Les voitures et l'avenir des entreprises

Le mouvement, c'est la vie ! Mais pas quand il s'agit du travail. Je parle de la réalité d'aujourd'hui. Où mène cette route ? Et je suis convaincu de la prophétie de mes pensées. C'est une allusion, oui, la machine remplace l'homme et cela devient de plus en plus évident d'année en année. Hmmm... Il y a 12 ans, dans mon premier emploi sérieux, il y avait une employée qui donnait l'impression de travailler par son mouvement, se déplaçant souvent et beaucoup dans les étages, d'un comptoir à l'autre, évoquant à haute voix l'éternel problème du temps - elle n'a le temps de rien.

Je ne me souviens pas du moment où j'ai commencé à me poser la question de savoir pourquoi il ne fallait pas traduire les affaires (pratiquement toutes les affaires) en processus systémiques exécutés par des non-humains, mais avec une régularité enviable, je me pose encore et encore cette question. À mon avis, c'est inévitable. La nouvelle génération est plus bête que la précédente, la diligence et la curiosité sont en voie de disparition. La participation humaine aux processus de travail est aujourd'hui déjà négligeable par rapport à ce qu'elle était il y a 20 ou 50 ans. Aujourd'hui, l'introduction des nouvelles technologies dans la culture d'entreprise et les processus de travail est si importante que si, par exemple, même un scanner disparaissait, l'entreprise s'arrêterait.
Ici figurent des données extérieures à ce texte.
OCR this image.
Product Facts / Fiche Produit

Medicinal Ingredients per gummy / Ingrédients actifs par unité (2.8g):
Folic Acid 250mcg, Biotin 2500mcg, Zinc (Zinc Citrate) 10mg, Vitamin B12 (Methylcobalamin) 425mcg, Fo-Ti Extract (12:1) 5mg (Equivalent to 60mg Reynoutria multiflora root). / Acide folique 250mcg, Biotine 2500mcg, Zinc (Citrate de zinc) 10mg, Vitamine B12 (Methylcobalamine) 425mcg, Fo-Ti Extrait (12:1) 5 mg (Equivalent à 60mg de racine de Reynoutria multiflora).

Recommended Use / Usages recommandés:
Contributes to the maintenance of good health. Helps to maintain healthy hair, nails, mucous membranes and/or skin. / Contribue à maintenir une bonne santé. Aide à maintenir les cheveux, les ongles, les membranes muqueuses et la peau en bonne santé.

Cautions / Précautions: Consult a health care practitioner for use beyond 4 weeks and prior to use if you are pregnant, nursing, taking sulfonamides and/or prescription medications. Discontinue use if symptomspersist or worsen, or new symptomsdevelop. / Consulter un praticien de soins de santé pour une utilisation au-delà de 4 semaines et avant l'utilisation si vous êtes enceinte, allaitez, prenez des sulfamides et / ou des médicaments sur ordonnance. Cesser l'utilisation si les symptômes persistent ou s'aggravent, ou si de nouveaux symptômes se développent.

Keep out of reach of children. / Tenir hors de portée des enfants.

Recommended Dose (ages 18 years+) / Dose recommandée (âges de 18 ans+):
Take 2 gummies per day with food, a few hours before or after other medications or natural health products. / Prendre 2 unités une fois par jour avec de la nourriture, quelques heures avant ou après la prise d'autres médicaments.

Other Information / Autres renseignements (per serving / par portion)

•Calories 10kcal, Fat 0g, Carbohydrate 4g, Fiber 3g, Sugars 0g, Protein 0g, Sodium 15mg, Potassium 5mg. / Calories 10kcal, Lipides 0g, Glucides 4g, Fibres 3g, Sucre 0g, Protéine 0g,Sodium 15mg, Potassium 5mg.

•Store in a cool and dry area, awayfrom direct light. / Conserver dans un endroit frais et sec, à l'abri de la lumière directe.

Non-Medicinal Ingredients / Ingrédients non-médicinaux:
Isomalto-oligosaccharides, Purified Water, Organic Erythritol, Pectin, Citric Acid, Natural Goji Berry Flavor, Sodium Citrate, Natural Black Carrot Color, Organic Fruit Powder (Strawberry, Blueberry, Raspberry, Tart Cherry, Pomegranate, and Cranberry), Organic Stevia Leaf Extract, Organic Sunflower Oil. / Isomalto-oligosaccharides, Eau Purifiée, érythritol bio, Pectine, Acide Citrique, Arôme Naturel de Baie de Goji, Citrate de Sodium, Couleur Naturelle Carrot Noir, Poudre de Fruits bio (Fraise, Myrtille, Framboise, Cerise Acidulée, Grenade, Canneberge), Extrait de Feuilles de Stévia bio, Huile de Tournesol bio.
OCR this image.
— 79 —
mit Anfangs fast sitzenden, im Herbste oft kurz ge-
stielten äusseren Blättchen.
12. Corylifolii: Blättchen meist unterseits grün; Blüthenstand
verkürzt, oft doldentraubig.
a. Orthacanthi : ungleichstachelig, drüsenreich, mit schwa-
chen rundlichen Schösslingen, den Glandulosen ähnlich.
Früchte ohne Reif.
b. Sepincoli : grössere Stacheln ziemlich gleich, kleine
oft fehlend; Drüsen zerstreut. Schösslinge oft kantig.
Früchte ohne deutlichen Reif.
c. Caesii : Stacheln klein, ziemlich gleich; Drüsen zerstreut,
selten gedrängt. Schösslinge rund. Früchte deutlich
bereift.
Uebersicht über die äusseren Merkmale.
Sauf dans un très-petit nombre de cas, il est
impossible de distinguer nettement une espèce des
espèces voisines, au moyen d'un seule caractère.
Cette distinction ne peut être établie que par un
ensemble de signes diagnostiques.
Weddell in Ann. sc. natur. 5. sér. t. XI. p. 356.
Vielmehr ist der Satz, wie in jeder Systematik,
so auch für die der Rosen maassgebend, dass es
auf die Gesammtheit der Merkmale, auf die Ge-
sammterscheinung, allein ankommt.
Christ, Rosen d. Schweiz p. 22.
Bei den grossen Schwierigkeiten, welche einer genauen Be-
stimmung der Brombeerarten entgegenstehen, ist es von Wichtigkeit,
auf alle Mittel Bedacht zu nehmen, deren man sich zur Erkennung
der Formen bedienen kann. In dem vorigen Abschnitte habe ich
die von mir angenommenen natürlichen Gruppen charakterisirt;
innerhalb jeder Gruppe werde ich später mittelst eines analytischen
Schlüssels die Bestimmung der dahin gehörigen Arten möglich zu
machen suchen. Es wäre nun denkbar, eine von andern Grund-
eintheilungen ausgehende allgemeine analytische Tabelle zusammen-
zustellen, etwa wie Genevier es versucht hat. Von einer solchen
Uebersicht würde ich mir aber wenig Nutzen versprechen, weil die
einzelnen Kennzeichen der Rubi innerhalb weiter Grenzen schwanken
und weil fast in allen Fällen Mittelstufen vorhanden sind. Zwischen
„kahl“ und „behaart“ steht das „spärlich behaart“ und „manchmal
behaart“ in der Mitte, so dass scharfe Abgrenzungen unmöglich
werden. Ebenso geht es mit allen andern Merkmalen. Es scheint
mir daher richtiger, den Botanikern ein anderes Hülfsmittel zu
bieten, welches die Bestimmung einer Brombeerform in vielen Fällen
Et voici la question que je me suis posée jusqu'à présent : “Pourquoi les processus d'entreprise ont-ils besoin d'un être humain ? La possibilité d'une erreur à l'une ou l'autre étape peut être éliminée en excluant un être humain. Une machine ne fait pas d'erreurs ! Et oui, elle ne ”brouille“ pas les pistes, ne prend pas de mesures délibérées ou intéressées. Elle n'accepte pas les pots-de-vin, elle n'a pas peur des menaces et... elle est très résistante au stress.

Allemagne... il y a longtemps, j'ai été très enthousiasmé par un article de presse qui parlait des possibilités étonnantes de payer des achats sans caisses enregistreuses. C'est en Allemagne que de tels tests ont été effectués (si je me souviens bien). L'idée est qu'une personne entre dans un magasin, sélectionne un produit et quitte le magasin en passant par les “cadres” que nous connaissons, après avoir emballé elle-même les marchandises. Le tour est joué ! L'argent de ces achats était automatiquement déduit de la carte du client du magasin. Je n'entrerai pas dans les détails techniques du processus, mais il s'agit d'un projet parfaitement valable et réalisable dans la pratique, tout comme “Je paie avec Google” dans les pays européens et occidentaux.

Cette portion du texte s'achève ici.